As it happens, "Why Don't You Smile" is the first song to bear a co-writing by Reed and John Cale, the pair of musicians who would soon form the Velvet Underground. Reed and Cale met when Pickwick decided Reed needed an actual band to play live dates to promote "The Ostrich," an absurd wannabe dance craze record written and sung by Reed under the name the Primitives. Reed wrote "The Ostrich" with a tuning Jerry Vance discovered while messing around with his guitar: all the strings were tuned to the same note, giving it a strangely big, shimmering sound. It was a technique not far removed from that of avant-garde artist La Monte Young, whose group included John Cale and Tony Conrad, a pair of musicians improbably recruited to play in the touring Primitives. Conrad and Cale were thrilled by the droning guitar, so they accepted the offer thereby igniting the spark that led to the Velvet Underground.
"The Ostrich" doesn't sound too similar to the Velvet Underground—it is first and foremost a throwaway dance number, distinguished by its wobbly guitars and a yelping Reed—but it, like a handful of other cuts here, do point toward the Velvets.

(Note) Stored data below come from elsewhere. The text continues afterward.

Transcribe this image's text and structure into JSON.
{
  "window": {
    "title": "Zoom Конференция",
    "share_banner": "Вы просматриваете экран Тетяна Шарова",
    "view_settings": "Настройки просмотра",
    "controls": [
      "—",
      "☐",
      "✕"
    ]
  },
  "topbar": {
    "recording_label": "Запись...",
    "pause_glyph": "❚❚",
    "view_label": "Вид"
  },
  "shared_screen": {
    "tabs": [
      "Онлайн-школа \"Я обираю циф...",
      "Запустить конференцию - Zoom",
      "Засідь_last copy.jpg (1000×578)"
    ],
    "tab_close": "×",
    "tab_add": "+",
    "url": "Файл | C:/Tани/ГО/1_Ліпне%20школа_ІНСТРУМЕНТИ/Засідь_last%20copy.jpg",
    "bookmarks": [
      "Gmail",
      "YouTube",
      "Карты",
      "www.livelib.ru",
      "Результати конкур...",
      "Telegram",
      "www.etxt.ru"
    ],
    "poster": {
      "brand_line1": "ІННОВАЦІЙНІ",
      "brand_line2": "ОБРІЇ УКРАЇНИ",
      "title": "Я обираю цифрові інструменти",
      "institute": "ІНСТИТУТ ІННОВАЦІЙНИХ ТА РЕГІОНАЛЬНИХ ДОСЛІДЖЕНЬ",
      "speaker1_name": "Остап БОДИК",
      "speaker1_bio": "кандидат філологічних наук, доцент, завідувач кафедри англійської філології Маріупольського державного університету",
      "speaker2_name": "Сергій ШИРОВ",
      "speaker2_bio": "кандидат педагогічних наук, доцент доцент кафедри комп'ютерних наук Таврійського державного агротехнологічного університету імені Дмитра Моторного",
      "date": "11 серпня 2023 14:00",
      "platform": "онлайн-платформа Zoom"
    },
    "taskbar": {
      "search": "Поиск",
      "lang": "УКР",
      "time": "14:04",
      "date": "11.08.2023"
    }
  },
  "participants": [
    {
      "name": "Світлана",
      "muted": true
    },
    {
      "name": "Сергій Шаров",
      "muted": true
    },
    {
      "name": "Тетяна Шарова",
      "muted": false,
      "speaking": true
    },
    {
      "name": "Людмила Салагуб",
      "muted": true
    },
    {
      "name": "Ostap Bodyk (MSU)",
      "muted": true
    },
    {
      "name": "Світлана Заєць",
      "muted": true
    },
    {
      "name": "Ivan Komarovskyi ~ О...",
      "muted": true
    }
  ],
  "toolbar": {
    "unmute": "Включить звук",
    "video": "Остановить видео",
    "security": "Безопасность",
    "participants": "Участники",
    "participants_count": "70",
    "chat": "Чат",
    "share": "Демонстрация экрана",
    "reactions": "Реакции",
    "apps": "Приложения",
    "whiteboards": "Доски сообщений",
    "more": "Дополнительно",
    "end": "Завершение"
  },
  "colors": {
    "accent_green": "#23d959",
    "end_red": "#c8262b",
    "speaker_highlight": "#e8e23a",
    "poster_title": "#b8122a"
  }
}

The breakneck "Cycle Annie," a spin on hot rod rock that flips gender stereotypes upside down, bears a sharp lyric from Reed that he delivers with a hipster grin that he'd later hone during mid-period Velvets. "You're Driving Me Insane"—a Rolling Stones rip credited to the Roughnecks—finds Lou singing with a sneer and playing the thin, frenetic rhythm guitar that became his signature.
That scratch guitar and flat vocal affect is scattered throughout Why Don't You Smile Now, sometimes popping up in seriously incongruous settings, such as singing a dorky cover of "Little Deuce Coupe" for a Beach Boys songbook album. Moments like these don't quite suggest Reed's future as much as place him within the context of his time. He cut his teeth by chasing trends, gaining skills that'd pop up in unexpected places. The fun of Why Don't You Smile Now is how it doesn't separate the misfires from the moments of inspiration. The result is a raucous and ridiculous blend that not only chronicles the first act of a major artist but serves as a document of a specific moment in pop music history when much of the record business was driven by cheerfully sleazy exploitation.